La révolte générale des bergers

Parmi les réactions que la crise a générées, certaines se sont parfois radicalisées, y compris dans le monde paysan qui n’hésite pas, çà et là, à enfreindre la légalité. C’est le cas du MPS (mouvement des bergers sardes) et du Forcone en Sicile: deux formes de contestation des politiques nationales et européennes (PAC) qui n’ont pas cessé d’aggraver la paupérisation du Mezzogiorno2, en particulier des zones insulaires.
Issue de la mouvance indépendantiste traditionnelle, la révolte des bergers sardes s’est structurée dans les années 1990, en réponse à l’inertie du syndicat agricole Coldiretti. Elle s’est politisée en marge des formations partisanes et a multiplié les manifestations dans les principales agglomérations de l’île (Cagliari, Sassari, Nuoro, Oristano, Tramatza, Carbonia, Olbia…). Depuis 2010, le harcèlement a pris des formes souvent imprévisibles: raids, siège des instances administratives, occupations de terres, blocages des routes, des aéroports (Cagliari-Elmas, en 2010) et des ports (en juillet 2012, à Olbia). Le mouvement est passé à l’acte en dehors de l’île: en mai, à Civitavecchia et à Rome où les forces de l’ordre ont réprimé violemment les manifestants; en septembre à Rome où la manifestation s’est jointe à la protestation des mineurs de Sulcis; à Bruxelles où une délégation a vigoureusement défendu la cause de l’économie sarde laissée pour compte et sinistrée.
Les revendications du mouvement débordent le cadre professionnel (salaires et revenus, concurrence des produits alimentaires (fromages, viandes) importés du continent, effondrement des prix des produits locaux (lait, agneau), tarifs des transports, privatisation et vente des terres (dismissioni). Elles visent aussi l’inflation du tourisme, les taxes et les impôts (13 milliards d’euros), les aides faméliques et les promesses non tenues (1000 milliards de lires en 1980). On y dénonce l’endettement de 70.000 entreprises sardes sur un effectif total de 170.000 sociétés. Le MPS a participé à la mobilisation contre la gabegie du programme de développement rural et la corruption des fonctionnaires; il prépare une série d’actions à Bruxelles, auprès de la Commission chargée de la réforme de la PAC (2014-2020).

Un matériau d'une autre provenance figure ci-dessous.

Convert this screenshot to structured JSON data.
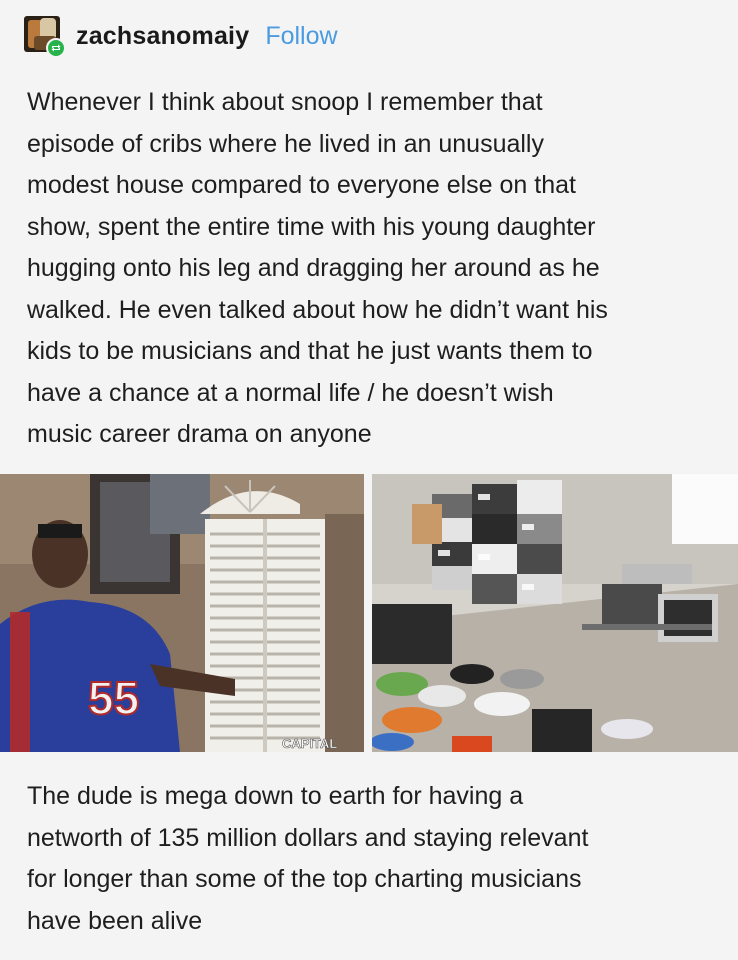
{
  "post": {
    "username": "zachsanomaiy",
    "follow_label": "Follow",
    "avatar_icon": "user-avatar",
    "reblog_icon": "reblog-icon",
    "follow_color": "#4a9be0",
    "reblog_color": "#27b34b",
    "paragraph1_lines": [
      "Whenever I think about snoop I remember that",
      "episode of cribs where he lived in an unusually",
      "modest house compared to everyone else on that",
      "show, spent the entire time with his young daughter",
      "hugging onto his leg and dragging her around as he",
      "walked. He even talked about how he didn’t want his",
      "kids to be musicians and that he just wants them to",
      "have a chance at a normal life / he doesn’t wish",
      "music career drama on anyone"
    ],
    "images": {
      "left_watermark": "CAPITAL",
      "left_jersey_number": "55"
    },
    "paragraph2_lines": [
      "The dude is mega down to earth for having a",
      "networth of 135 million dollars and staying relevant",
      "for longer than some of the top charting musicians",
      "have been alive"
    ]
  }
}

Il a contribué à l’abandon du programme d’installation d’une centrale nucléaire lors du référendum de mai 2011 (98% de voix contre) et milite pour la révision du statut foncier du gigantesque polygone militaire de Salto di Quirra.
Ce faisant, le mouvement s’efforce de fédérer en un bloc contestataire les paysans, les artisans, les commerçants, les transporteurs, les ouvriers des mines de Surgis et de l’Alcoa (société étasuniène, 3ème producteur mondial de matériel en aluminium) et les étudiants. Leur convergence a généré la Consulta rivoluzionaria, un conseil d’inspiration gramscienne3 où s’organise la désobéissance civile contre l’endettement (no debito), la fiscalité (no equitalia), les faillites et les expropriations. On y propose le développement de coopératives de production et de transformations, sur le modèle de celles du continent, pour décoloniser l’économie sarde.

La grande fourche

Plus au Sud, en Sicile, est né le mouvement du Forcone (la grande fourche), sous l’emblème symbolique d’anciennes jacqueries, maintes fois réprimées dans le passé par le pouvoir central. Dès novembre 2011, il a été amorcé par des manifestations sporadiques (débrayages, grèves de la faim) et s’est structuré à partir de janvier 2012 autour des grandes agglomérations de l’île, Syracuse, Messine, Palerme, Catania. Des noyaux tels que Forza d’Urto et Alias ont opté pour l’affrontement direct avec les pouvoirs publics. En janvier, la mobilisation de milliers d’agriculteurs, d’éleveurs, de transporteurs, de commerçants et de citoyens protestant contre la fiscalité, notamment contre l’IMU (impôt sur la propriété immobilière) a paralysé l’économie sicilienne. Les barrages routiers, le blocage des ports et du trafic dans le détroit de Messine, la paralysie des raffineries (40% des carburants italiens) visaient à faire pression sur les instances régionales et nationales. En juillet 2012, des commandos ont tenté d’élargir la révolte «sudiste» en débarquant en Calabre (barrages de Villa San Giovani). Ils ont été immédiatement refoulés par la police de Reggio Calabria et les carabiniers. L’omerta presque totale des grands médias sur l’impact du mouvement et l’interprétation officielle du gouvernement (populisme antidémocratique, collusion avec les grands propriétaires terriens, et la mafia des fruits et légumes) ont voilé jusqu’ici l’impact de cette rébellion. Coïncidence ou noyautage délibéré, l’arrestation de plusieurs membres de la mafia des transports infiltrés dans le feu des actions, a contribué à brouiller le projet politique. D’autant que les occupations de terres ont fait place à celles des municipalités et que l’allégement du prix des carburants, des taxes et des impôts, profite aussi aux couches fortunées de la population.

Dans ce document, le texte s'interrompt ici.